DepthScape LUTs consist of 8 finishing LUTs, based on the same tone-curve with different color variations to give a coherent filmic, moody, yet modern look.
The LUTs have been created with color graduations in mind to avoid color-banding. They neutralize purple and desaturate green tones for a moody look and push towards teal and orange without looking unnatural.
DepthScape LUTs are finishing LUTs that give your videos & photos a final look. Therefore, they work with all cameras, drones, action cameras, phones and in all video editors.
If you film your videos in LOG formats, do your LOG conversion and corrections first, before applying a DepthScape LUT. If you film in normal picture profiles, you can apply them directly, but I recommend doing color corrections before the LUT gets applied.
The LUTs have 3 variations in 3 folders, RCM, Rec709 & Rec709c. Use them all follows:
Short version: Use mostly the Rec709c LUTs for Final Cut Pro, Adobe Premiere etc., and the RCM LUTs for DaVinci Resolve Color Management. The normal Rec709 LUTs can be used with all editors in all workflows if you need more flexibility and know how to color grade properly.
DepthScape LUTs in Detail:
RCM (for DaVinci Resolve DWG): Created to use with DaVinci Resolve Color Management enabled. This variation will give you the best results but only work properly in DaVinci Resolve. Here’s how to use Resolve Color Management: https://youtu.be/qUcPUIRCuHg?t=360
Rec709 (for all video editors that support LUTs (Final Cut Pro, Adobe Premiere etc.): These LUTs are technically the same as the RCM LUTs, but expect a Rec709 color space. So they are better for editing in Final Cut Pro, Adobe Premiere, or in DaVinci Resolve without Color Management.

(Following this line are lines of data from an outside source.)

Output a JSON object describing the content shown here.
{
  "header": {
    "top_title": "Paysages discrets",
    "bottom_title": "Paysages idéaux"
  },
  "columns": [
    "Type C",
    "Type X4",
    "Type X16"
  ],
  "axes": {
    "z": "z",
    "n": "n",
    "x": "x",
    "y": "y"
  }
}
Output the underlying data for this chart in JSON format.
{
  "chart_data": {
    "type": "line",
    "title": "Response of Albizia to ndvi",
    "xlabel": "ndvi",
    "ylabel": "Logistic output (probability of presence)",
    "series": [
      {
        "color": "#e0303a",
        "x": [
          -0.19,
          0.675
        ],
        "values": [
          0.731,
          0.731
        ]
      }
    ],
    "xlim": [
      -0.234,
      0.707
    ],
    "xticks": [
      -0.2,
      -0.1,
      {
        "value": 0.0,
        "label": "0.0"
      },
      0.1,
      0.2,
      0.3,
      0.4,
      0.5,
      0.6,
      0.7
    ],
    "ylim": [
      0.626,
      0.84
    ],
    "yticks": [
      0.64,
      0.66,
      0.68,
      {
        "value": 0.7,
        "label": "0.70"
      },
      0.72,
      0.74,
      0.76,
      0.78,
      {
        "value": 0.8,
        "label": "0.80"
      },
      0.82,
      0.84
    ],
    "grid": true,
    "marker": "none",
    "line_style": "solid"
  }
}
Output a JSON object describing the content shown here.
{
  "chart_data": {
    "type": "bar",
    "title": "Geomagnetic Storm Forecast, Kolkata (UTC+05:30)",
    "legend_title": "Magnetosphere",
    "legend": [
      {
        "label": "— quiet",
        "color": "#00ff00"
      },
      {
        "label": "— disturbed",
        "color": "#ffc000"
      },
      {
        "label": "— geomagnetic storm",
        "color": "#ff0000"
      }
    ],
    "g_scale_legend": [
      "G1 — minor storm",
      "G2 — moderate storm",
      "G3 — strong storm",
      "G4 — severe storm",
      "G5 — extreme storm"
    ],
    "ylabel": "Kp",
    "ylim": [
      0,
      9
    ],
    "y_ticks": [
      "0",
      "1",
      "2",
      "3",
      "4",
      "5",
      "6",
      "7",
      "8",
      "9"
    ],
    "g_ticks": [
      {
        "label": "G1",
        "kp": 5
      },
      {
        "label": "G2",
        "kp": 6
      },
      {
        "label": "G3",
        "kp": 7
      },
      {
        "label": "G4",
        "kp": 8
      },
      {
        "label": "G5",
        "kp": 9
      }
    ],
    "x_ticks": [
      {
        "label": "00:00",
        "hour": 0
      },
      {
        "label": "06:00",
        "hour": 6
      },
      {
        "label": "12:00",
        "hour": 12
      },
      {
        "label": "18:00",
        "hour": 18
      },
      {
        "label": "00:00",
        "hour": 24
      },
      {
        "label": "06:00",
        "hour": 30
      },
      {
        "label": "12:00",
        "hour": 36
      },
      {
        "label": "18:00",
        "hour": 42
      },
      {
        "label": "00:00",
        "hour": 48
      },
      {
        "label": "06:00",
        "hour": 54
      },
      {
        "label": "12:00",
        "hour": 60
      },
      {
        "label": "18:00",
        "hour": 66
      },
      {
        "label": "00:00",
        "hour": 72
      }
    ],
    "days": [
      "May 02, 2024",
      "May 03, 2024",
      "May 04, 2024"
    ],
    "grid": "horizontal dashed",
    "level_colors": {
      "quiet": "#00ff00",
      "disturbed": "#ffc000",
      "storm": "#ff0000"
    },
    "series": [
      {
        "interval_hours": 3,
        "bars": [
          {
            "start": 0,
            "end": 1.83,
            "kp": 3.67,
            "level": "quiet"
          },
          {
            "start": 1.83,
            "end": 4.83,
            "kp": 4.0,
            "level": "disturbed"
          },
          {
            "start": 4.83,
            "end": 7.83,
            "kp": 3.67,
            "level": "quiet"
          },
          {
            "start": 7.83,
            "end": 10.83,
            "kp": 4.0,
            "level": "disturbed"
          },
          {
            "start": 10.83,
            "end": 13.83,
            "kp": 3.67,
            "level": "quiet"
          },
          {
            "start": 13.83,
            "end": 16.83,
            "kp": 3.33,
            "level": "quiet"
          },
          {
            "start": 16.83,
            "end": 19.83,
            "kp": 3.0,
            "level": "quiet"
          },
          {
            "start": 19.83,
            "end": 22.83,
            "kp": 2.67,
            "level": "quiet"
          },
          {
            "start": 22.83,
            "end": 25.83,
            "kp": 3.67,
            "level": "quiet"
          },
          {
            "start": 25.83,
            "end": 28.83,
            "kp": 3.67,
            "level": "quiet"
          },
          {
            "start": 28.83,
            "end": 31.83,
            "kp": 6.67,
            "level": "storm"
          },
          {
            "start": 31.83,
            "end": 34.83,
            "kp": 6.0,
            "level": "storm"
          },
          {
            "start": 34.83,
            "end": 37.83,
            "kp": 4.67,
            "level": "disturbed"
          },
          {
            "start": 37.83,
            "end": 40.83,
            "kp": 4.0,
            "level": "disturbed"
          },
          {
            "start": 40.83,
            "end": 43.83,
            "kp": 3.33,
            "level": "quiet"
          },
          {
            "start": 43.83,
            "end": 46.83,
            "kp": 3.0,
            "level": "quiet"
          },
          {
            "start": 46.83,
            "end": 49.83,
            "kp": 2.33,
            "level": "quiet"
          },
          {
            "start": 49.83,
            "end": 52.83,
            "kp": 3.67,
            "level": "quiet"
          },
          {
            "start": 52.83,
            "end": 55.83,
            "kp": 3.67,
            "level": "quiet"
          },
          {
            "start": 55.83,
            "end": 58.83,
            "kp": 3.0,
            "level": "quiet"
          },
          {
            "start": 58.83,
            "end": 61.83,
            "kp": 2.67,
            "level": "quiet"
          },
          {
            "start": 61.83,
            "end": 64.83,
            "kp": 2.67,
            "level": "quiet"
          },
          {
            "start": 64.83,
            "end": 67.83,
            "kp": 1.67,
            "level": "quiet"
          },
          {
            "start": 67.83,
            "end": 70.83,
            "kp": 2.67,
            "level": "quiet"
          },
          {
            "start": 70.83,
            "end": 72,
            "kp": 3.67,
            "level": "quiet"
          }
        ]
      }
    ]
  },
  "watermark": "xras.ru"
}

Rec709c (video editors that support LUTs (Final Cut Pro, Adobe Premiere etc.) but easier to use: The “c” in the Rec709c version stands for corrected. I found that color grading especially in Final Cut is a bit difficult as its tools work differently. So I’ve added a few corrections to these LUTs to make them look better straight out of the box and allow for easier grading.
What do the LUTs file names mean?
CG: cold greens
COLD: cold overall look
STANDARD ONE: muted greens, slight shadow teal
STANDARD THREE: muted greens, neutral shadows
STANDARD TWO: muted greens, strong shadow teal
WARM ONE: warm overall look, slight shadow teal
WARM THREE: warm overall look, neutral shadows
WARM TWO: warm overall look, strong shadow teal
Other characteristics are always the same across all LUTs – tone curve etc.